Nous espérons que nos lecteurs ne sont pas aussi ignorants que le reste de nos compatriotes, depuis le temps que nous discutons avec eux discuté de ces enjeux. Revenons cependant un instant sur la question, en nous plaçant dans la perspective géopolitique qui s'impose désormais à l'Europe. Il faut en effet constater que les programmes européens, principalement conduits au niveau de l'Agence spatiale européenne (Esa), marquent désormais le pas faute de crédits. Pendant ce temps, les Etats-Unis ont clairement annoncé que la Nasa renonçait à collaborer avec l'Esa dans l'important programme d'exploration de la planète Mars, ExoMars, et dans d'autres plus mineurs, sur lesquels comptaient beaucoup les Européens. Enfin, comme l'annonce régulièrement la presse consacrée à l'espace, la Chine, l'Inde, la Russie et le Brésil, poursuivent ou relancent d'importants programmes, dans les différents segments intéressant l'exploration ou l'exploitation de l'espace. Si l'Europe se désintéressait de l'espace, elle compromettrait non seulement sa place dans le monde de demain, mais plus généralement son indépendance et sa souveraineté.
Des technologies de souveraineté
Appelons technologies de souveraineté celles qui, outre leur intérêt intrinsèque, permettent à un pouvoir géopolitique d'affirmer sa volonté d'indépendance et de puissance dans un monde devenu multipolaire. Pour cela, elles doivent être développées par ce pouvoir avec ses propres ressources, afin d'échapper à la dépendance que cherchent à continuer d'imposer les pouvoirs concurrents lorsque, pour des raisons historiques, ils dominaient jusque là les secteurs concernés.
Un bon exemple d'une telle technologie de souveraineté est l'avion de combat français Rafale. Réalisé dans la tradition gaullienne par la France seule, il lui permet aujourd'hui d'échapper à la domination que tentaient d'imposer les Etats-Unis en obligeant de fait la plupart des armées du monde à s'équiper, pendant au moins la première moitié du 21e siècle, du Joint Strike Fighter F 35. On a souvent reproché à la France de réaliser un avion dont aucun autre pays ne voulait. Aujourd'hui, alors que le programme F 35 semble en train d'échouer, il apparaît que le Rafale offre à tous ceux qui s'associeraient à son développement et à sa production des atouts d'indépendance et de souveraineté irremplaçables.
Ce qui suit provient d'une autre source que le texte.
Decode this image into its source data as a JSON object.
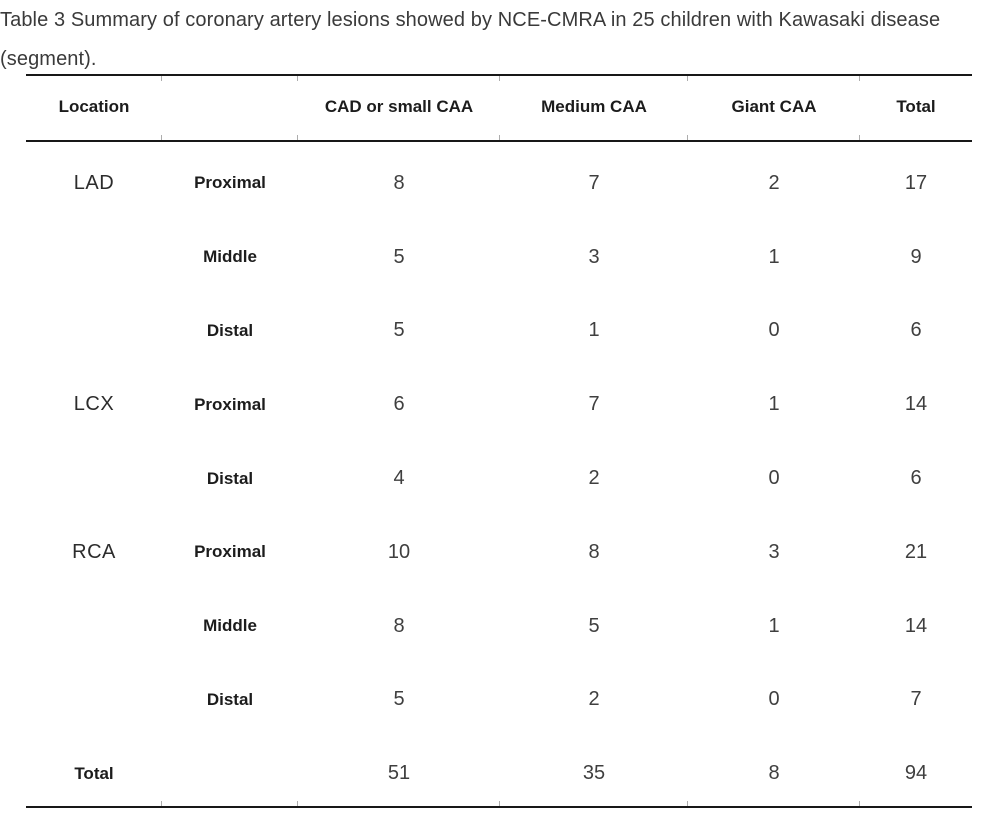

La France n'a ni l'ambition ni les moyens d'en faire un objet de domination. Elle ne vise qu'à la coopération. Les sceptiques se demandent à quoi bon se mobiliser pour un système d'armes. Sommes-nous en guerre? Ils ont tort. Si une coopération internationale entre l'Europe et certains des pays du BRICS, notamment le Brésil et l'Inde, pouvaient s'organiser autour du concept Rafale, il s'agirait d'un succès décisif pour l'ensemble des partenaires.
Or le domaine spatial, né de l'aéronautique, doit être considéré, à une toute autre échelle, comme celui par excellence des technologies de souveraineté. Il permet d'assurer aux puissances géopolitiques qui s'y investissent une présence en toute indépendance dans des dimensions du monde déjà vitales pour leur survie et qui le deviendront de plus en plus. Il s'agit généralement de technologies dites duales, c'est-à-dire à usages autant civils que militaires. Beaucoup sont de nature commerciale mais beaucoup sont également de nature régalienne, autrement dit intéressant les puissances publiques, indépendamment des retombées commerciales envisageables.
Enumérons les principales d'entre elles:
- les centres spatiaux, de préférence situés sur la ceinture équatoriale.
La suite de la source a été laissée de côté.